It is a fact of history that the primary purpose of the historical creeds was not to unite men but to separate them. The Nicene Creed was made to exclude the Arians. The Decrees of the Council of Trent were framed to exclude Protestants; the Westminster Confession, to exclude Arminians; and the Episcopal Articles, to exclude Catholics and Independents. To rally around a creed framed by human authority and make it the basis of union is but to teach a system—a sect system; but to rally around the person of Jesus Christ and make him the supreme object of our faith, hope, and love is to contend for what the Bible terms the faith, the truth, the gospel. This is infinitely better than any document proceeding from Nicea, Trent, Dort, Augsburg, or Westminster.
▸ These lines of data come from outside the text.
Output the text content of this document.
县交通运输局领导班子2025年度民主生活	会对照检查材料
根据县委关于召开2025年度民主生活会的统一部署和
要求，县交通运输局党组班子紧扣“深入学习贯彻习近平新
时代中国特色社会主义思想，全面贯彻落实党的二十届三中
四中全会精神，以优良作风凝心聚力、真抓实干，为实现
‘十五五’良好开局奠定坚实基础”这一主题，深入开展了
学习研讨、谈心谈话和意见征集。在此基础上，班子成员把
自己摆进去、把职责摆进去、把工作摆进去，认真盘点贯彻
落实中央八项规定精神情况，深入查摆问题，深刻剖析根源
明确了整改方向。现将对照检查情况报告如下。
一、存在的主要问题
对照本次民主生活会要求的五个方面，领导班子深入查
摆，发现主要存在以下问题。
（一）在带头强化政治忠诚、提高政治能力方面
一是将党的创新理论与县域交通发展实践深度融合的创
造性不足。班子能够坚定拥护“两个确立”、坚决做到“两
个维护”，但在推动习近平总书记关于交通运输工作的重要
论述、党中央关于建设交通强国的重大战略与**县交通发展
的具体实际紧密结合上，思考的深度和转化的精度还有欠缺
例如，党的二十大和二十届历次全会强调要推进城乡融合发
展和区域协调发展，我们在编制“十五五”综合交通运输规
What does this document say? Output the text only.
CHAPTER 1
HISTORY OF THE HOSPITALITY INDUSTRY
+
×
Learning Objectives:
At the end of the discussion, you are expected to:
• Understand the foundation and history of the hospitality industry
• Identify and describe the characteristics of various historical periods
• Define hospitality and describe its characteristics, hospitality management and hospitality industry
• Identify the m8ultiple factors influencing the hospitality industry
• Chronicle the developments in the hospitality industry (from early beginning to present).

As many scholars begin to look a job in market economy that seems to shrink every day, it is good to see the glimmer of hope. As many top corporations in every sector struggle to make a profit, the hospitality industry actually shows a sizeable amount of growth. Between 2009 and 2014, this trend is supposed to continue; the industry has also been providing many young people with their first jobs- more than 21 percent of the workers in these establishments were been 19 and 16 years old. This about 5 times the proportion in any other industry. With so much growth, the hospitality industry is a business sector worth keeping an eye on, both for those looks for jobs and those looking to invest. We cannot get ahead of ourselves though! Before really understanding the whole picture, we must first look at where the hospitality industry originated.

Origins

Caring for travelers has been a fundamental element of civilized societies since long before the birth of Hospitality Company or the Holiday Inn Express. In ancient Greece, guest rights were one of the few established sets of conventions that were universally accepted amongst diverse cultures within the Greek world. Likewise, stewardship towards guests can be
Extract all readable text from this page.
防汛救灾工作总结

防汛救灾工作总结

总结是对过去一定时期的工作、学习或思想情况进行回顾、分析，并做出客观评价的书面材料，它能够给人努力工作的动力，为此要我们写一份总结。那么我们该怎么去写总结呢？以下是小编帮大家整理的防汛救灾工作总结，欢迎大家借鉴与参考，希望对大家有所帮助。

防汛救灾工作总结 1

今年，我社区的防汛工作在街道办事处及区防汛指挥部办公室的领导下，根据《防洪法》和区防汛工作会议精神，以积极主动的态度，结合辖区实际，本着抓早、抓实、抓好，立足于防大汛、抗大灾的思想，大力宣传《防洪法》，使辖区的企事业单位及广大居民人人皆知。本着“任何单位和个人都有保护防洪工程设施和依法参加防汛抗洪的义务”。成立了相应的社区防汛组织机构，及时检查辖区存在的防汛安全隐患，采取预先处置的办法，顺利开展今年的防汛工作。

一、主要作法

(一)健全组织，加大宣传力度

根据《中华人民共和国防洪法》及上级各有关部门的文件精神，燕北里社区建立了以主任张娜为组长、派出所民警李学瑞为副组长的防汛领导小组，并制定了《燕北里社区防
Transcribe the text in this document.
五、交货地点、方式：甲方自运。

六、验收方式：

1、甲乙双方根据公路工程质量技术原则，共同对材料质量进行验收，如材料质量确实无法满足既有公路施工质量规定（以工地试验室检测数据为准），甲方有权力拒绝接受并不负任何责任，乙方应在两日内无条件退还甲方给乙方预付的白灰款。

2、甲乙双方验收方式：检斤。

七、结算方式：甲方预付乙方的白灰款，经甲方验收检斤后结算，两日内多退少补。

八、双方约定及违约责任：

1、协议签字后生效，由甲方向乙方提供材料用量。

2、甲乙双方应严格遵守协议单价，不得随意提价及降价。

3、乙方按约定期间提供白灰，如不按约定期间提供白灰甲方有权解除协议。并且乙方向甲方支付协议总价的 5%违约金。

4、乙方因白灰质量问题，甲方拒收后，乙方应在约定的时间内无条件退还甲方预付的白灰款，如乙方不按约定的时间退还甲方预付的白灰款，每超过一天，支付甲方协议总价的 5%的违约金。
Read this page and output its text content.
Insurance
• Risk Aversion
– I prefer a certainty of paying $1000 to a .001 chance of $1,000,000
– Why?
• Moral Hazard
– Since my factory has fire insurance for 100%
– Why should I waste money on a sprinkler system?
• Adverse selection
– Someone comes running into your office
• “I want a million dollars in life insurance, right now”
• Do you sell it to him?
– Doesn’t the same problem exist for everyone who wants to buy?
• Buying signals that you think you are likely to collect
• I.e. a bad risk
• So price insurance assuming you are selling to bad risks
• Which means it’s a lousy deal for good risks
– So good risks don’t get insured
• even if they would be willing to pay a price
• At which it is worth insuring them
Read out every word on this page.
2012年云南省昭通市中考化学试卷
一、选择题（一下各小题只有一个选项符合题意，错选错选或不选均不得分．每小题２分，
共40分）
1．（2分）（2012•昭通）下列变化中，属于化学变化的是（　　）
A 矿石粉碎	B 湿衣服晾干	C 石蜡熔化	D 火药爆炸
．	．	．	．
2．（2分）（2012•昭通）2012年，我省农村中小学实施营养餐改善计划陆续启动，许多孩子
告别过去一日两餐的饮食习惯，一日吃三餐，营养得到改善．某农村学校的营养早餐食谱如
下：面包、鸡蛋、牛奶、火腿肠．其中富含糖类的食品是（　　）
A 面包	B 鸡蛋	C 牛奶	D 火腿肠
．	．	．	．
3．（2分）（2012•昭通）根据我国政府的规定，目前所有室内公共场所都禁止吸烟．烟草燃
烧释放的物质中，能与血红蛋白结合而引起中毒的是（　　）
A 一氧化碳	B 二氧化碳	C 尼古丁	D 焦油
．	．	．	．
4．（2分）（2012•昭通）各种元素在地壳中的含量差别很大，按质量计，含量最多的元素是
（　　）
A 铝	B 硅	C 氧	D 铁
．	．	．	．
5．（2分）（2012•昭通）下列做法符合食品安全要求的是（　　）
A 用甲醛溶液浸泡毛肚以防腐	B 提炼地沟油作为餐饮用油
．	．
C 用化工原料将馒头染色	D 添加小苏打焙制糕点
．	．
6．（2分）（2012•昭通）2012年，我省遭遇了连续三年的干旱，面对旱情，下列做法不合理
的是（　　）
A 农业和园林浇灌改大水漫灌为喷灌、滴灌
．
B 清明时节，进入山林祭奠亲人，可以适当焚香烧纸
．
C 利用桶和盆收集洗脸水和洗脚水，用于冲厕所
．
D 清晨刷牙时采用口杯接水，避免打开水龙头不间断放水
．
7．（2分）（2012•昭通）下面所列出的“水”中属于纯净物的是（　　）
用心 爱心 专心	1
[Sidenote: Power of the keys]
Another cause, both for the origin of the sect system and its perpetuation, is the assumed “power of the keys” which has been carried over from the Church of Rome. The idea that the administrative rule and government of the church of Christ has been, by divine decree, centralized in a self-perpetuating clerical caste with authority to legislate for the church and then to enforce its decisions by judicial procedure, is foreign to the primitive church as recorded in the New Testament. It is a product of Papalism, and yet it has been, in its essential characteristics, transferred directly to the sects of Protestantism. The New Testament recognizes no such human positional authority. It recognizes only that divine authority which operates through God’s chosen ministers and helpers by virtue of the Spirit-bestowed gifts and qualifications. The only governmental authority exercised by the New Testament ministers was in cooperation with Christ, the visible head, by putting forth, in accordance with the Spirit’s gifts and qualifications, some portion of that moral power by which alone Christ governs.
The idea that to a clerical order has been committed the exclusive guardianship of the church, with full power to admit to or exclude from the worship and service of God all except those who come by way of their priestly mediation, is the basest assumption. It is a violation of the rights of individual conscience. Yet just such power has been and still is being exerted as a means of enforcing acquiescence in matters of opinion and submission to customs and practises which every unprejudiced man knows, or can soon see, is no part of the New Testament teaching and requirements. What a weapon has this ecclesiastical assumption been! One always ready for use. It makes no difference whether it is wielded by a Methodist conference, an Episcopal judicatory, a Presbyterian synod, or a Catholic pope, it is all the same in principle—“the power of the keys.”